The second part of your question far subtler: it asks about the "craziness" of the fact that these types are inhabited. I'm not sure how to answer this (although I suspect that a good answer is possible, and will eventually be penned by someone else). In the meantime, I offer a few remarks.

It's not surprising that we have functions $|| \bot || \rightarrow \bot$ or $||\mathbb{N}|| \rightarrow \mathbb{N}$ for fixed types $\bot, \mathbb{N}$. However, we certainly would not expect any term to inhabit $\Pi A:\mathbf{U}.||A|| \rightarrow A$. However, actually proving that there is no term of that type seems like a task that would involve fairly elaborate semantic reasoning (assuming that this is indeed the case; I might ask a followup question about this later).

The fact that we can construct an inhabitant of the type $\Pi A:\mathbf{U}.\neg\neg (||A|| \rightarrow A)$ is a pleasant surprise, but it does not say much about the inhabitedness of the former, as we still can't prove $\neg\neg \Pi A:\mathbf{U}.(||A|| \rightarrow A)$. In fact, there is a fairly direct proof of $\Pi A:\mathbf{U}.\neg\neg(||A|| \rightarrow A)$ that does not invoke the distributivity of $\neg\neg$, and might illuminate what's going on.

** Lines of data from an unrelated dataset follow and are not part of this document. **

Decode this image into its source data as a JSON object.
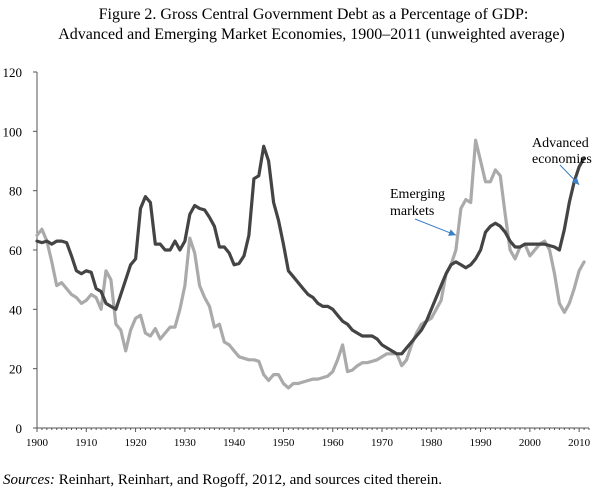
{
  "title_line_1": "Figure 2. Gross Central Government Debt as a Percentage of GDP:",
  "title_line_2": "Advanced and Emerging Market Economies, 1900–2011 (unweighted average)",
  "source_label": "Sources:",
  "source_text": " Reinhart, Reinhart, and Rogoff, 2012, and sources cited therein.",
  "chart_data": {
    "type": "line",
    "title": "Figure 2. Gross Central Government Debt as a Percentage of GDP: Advanced and Emerging Market Economies, 1900–2011 (unweighted average)",
    "xlabel": "",
    "ylabel": "",
    "xlim": [
      1900,
      2012
    ],
    "ylim": [
      0,
      120
    ],
    "x_ticks": [
      "1900",
      "1910",
      "1920",
      "1930",
      "1940",
      "1950",
      "1960",
      "1970",
      "1980",
      "1990",
      "2000",
      "2010"
    ],
    "y_ticks": [
      "0",
      "20",
      "40",
      "60",
      "80",
      "100",
      "120"
    ],
    "grid": false,
    "annotations": [
      {
        "lines": [
          "Emerging",
          "markets"
        ],
        "series": "Emerging markets",
        "arrow_to": [
          1985,
          65
        ]
      },
      {
        "lines": [
          "Advanced",
          "economies"
        ],
        "series": "Advanced economies",
        "arrow_to": [
          2010,
          82
        ]
      }
    ],
    "series": [
      {
        "name": "Advanced economies",
        "color": "#444444",
        "x": [
          1900,
          1901,
          1902,
          1903,
          1904,
          1905,
          1906,
          1907,
          1908,
          1909,
          1910,
          1911,
          1912,
          1913,
          1914,
          1915,
          1916,
          1917,
          1918,
          1919,
          1920,
          1921,
          1922,
          1923,
          1924,
          1925,
          1926,
          1927,
          1928,
          1929,
          1930,
          1931,
          1932,
          1933,
          1934,
          1935,
          1936,
          1937,
          1938,
          1939,
          1940,
          1941,
          1942,
          1943,
          1944,
          1945,
          1946,
          1947,
          1948,
          1949,
          1950,
          1951,
          1952,
          1953,
          1954,
          1955,
          1956,
          1957,
          1958,
          1959,
          1960,
          1961,
          1962,
          1963,
          1964,
          1965,
          1966,
          1967,
          1968,
          1969,
          1970,
          1971,
          1972,
          1973,
          1974,
          1975,
          1976,
          1977,
          1978,
          1979,
          1980,
          1981,
          1982,
          1983,
          1984,
          1985,
          1986,
          1987,
          1988,
          1989,
          1990,
          1991,
          1992,
          1993,
          1994,
          1995,
          1996,
          1997,
          1998,
          1999,
          2000,
          2001,
          2002,
          2003,
          2004,
          2005,
          2006,
          2007,
          2008,
          2009,
          2010,
          2011
        ],
        "values": [
          63,
          62.5,
          63,
          62,
          63,
          63,
          62.5,
          58,
          53,
          52,
          53,
          52.5,
          47,
          46,
          42,
          41,
          40,
          45,
          50,
          55,
          57,
          74,
          78,
          76,
          62,
          62,
          60,
          60,
          63,
          60,
          63,
          72,
          75,
          74,
          73.5,
          71,
          68,
          61,
          61,
          59,
          55,
          55.5,
          58,
          65,
          84,
          85,
          95,
          90,
          76,
          70,
          62,
          53,
          51,
          49,
          47,
          45,
          44,
          42,
          41,
          41,
          40,
          38,
          36,
          35,
          33,
          32,
          31,
          31,
          31,
          30,
          28,
          27,
          26,
          25,
          25,
          27,
          29,
          31,
          33,
          36,
          40,
          44,
          48,
          52,
          55,
          56,
          55,
          54,
          55,
          57,
          60,
          66,
          68,
          69,
          68,
          66,
          63,
          61,
          61,
          62,
          62,
          62,
          62,
          62,
          61.5,
          61,
          60,
          67,
          76,
          83,
          88,
          91
        ]
      },
      {
        "name": "Emerging markets",
        "color": "#aaaaaa",
        "x": [
          1900,
          1901,
          1902,
          1903,
          1904,
          1905,
          1906,
          1907,
          1908,
          1909,
          1910,
          1911,
          1912,
          1913,
          1914,
          1915,
          1916,
          1917,
          1918,
          1919,
          1920,
          1921,
          1922,
          1923,
          1924,
          1925,
          1926,
          1927,
          1928,
          1929,
          1930,
          1931,
          1932,
          1933,
          1934,
          1935,
          1936,
          1937,
          1938,
          1939,
          1940,
          1941,
          1942,
          1943,
          1944,
          1945,
          1946,
          1947,
          1948,
          1949,
          1950,
          1951,
          1952,
          1953,
          1954,
          1955,
          1956,
          1957,
          1958,
          1959,
          1960,
          1961,
          1962,
          1963,
          1964,
          1965,
          1966,
          1967,
          1968,
          1969,
          1970,
          1971,
          1972,
          1973,
          1974,
          1975,
          1976,
          1977,
          1978,
          1979,
          1980,
          1981,
          1982,
          1983,
          1984,
          1985,
          1986,
          1987,
          1988,
          1989,
          1990,
          1991,
          1992,
          1993,
          1994,
          1995,
          1996,
          1997,
          1998,
          1999,
          2000,
          2001,
          2002,
          2003,
          2004,
          2005,
          2006,
          2007,
          2008,
          2009,
          2010,
          2011
        ],
        "values": [
          65,
          67,
          63,
          56,
          48,
          49,
          47,
          45,
          44,
          42,
          43,
          45,
          44,
          40,
          53,
          50,
          35,
          33,
          26,
          33,
          37,
          38,
          32,
          31,
          33.5,
          30,
          32,
          34,
          34,
          40,
          48,
          64,
          59,
          48,
          44,
          41,
          34,
          35,
          29,
          28,
          26,
          24,
          23.5,
          23,
          23,
          22.5,
          18,
          16,
          18,
          18,
          15,
          13.5,
          15,
          15,
          15.5,
          16,
          16.5,
          16.5,
          17,
          17.5,
          19,
          23,
          28,
          19,
          19.5,
          21,
          22,
          22,
          22.5,
          23,
          24,
          25,
          25,
          25,
          21,
          23,
          28,
          32,
          35,
          36,
          37,
          40,
          43,
          52,
          55,
          60,
          74,
          77,
          76,
          97,
          90,
          83,
          83,
          87,
          85,
          72,
          60,
          57,
          61,
          62,
          58,
          60,
          62,
          63,
          60,
          52,
          42,
          39,
          42,
          47,
          53,
          56
        ]
      }
    ]
  }
}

We can prove $\Pi A:\mathbf{U}.\neg(||A|| \rightarrow A) \rightarrow \neg A$ simply by taking $f : \neg(||A|| \rightarrow A)$ and $a : A$, and constructing $f(\lambda x.a) : \bot$. Similarly, we can prove $\Pi A:\mathbf{U}. \neg A \rightarrow ||A|| \rightarrow A$ since given $a : || A ||$ and $f: A \rightarrow \bot$ we can get $\mathrm{squashrec}(f): || A || \rightarrow \bot$, and then $\mathrm{squashrec}(f)(a) : \bot$. Putting these together we have a term of type $\Pi A:\mathbf{U}.\neg(||A|| \rightarrow A) \rightarrow || A || \rightarrow A$, from which $\Pi A:\mathbf{U}.\neg\neg(||A|| \rightarrow A)$ readily follows.